Thursday, April 18, 2013

Amory Lovins' Propaganda Makes little sense

Only a couple of days after I posted Electricity Sector Lessons from Ontario and Germany...

In Germany's Renewables Revolution, Amory Lovins mixes messages relentlessly in attempting to display Germany as a success story for renewables.
Lovins begins the post with:
While the examples of Japan, China, and India show the promise of rapidly emerging energy economies built on efficiency and renewables, Germany—the world’s number four economy and Europe’s number one—has lately provided an impressive model of what a well-organized industrial society can achieve.... [Germany] remains the best disproof of claims that highly industrialized countries, let alone cold and cloudy ones, can do little with renewables.
Even so, Germans pay a lot for their household electricity, about $0.34/kWh in 2012. The household tariff includes a “renewables surcharge,” expected to amount to roughly $249 per three-person household this year. That’d be three-fifths smaller if households weren’t subsidizing many businesses, mainly large ones—exempted from nearly the whole renewables charge, allegedly to boost German competitiveness—by 3–4 billion Euros a year. Yet German industry enjoys the lower spot prices that renewables create, so it pays about the same for electricity as it did in 1978 ...
It takes two paragraphs for Lovins to argue that Germany's industry is proof that renewables don't damage an economy, and to show that Germany's industry hasn't borne any of the cost of renewables (in fact he later shows how it benefited as excess supply dropped the market rates).

He doesn't get any more coherent after that.


ENTSO-E data to end of 2012 - do you see what Lovins does not?
Lovins' footnote to the post begins: "The author gratefully acknowledges helpful data and comments by Craig Morris in Freiburg, whose blog is an exceptionally valuable source on Germany’s energy shift..."

Morris posted today, noting some issues with Lovins' facts, in "Do The Math"
Morris' post also notes a post from 'carbon counter' Robert Wilson - probably the real inspiration for Morris to provide more plausible figures than Lovins had.

A point from my Electricity Sector Lessons from Ontario and Germany post is that the next large expense pending for Germany's system is capacity payments for traditional generators

  • If solar produces at only a 10% capacity factor, more than 10% of domestic demand cannot be met without other sources (including storage) - or installing more solar than the system will, at times, be able to handle (thus lowering the capacity factor and increasing the unit cost)
  • If wind produces at only a 20% capacity factor, more than 20% of domestic demand cannot be met without other sources (including storage) - or installing more turbine capacity than the system will, at times, be able to handle (thus lowering the capacity factor and increasing the unit cost)
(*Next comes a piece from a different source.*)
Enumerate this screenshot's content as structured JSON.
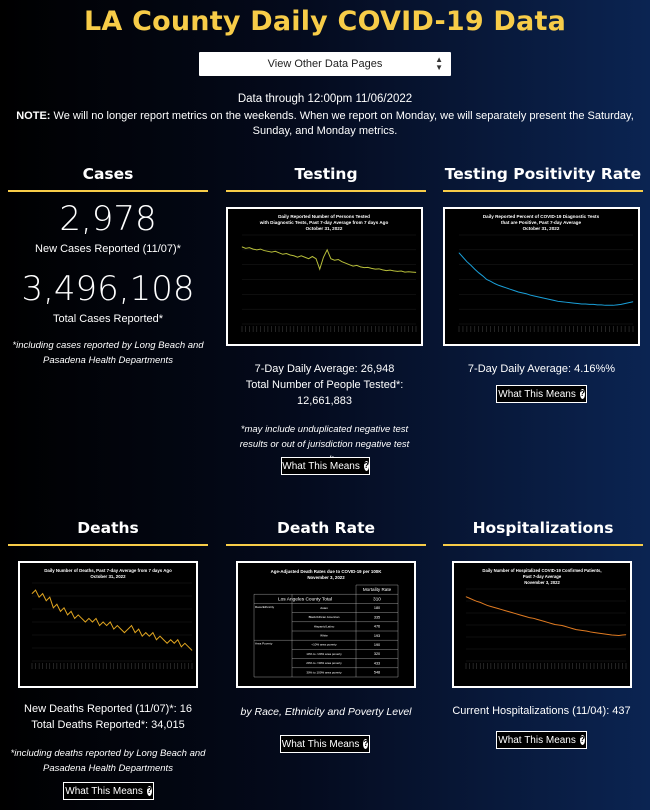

Those strike me as firm limits beyond which prices will again escalate.   
At levels far below that, the presence of renewable discourages investment in the baseload technologies characterized by high up-front capital costs and low operating costs - meaning renewables are likely to be accompanied by higher emissions generators in a system.

The National Inventory Reports for 2011 (filed in 2013) are now available for Germany, and Canada; Canada's including a break-down by province allowing a comparison of Germany and nuclear-heavy Ontario.
The CO2 equivalent emissions from "electricity and heat" in Germany are 21 times higher than the same category in Ontario (Germany being 5.4 -6 times greater in GDP and population).
Including the residential category drops the difference to 11.4 times.

Whatever Lovins motivation is, it certainly doesn't appear to be emissions.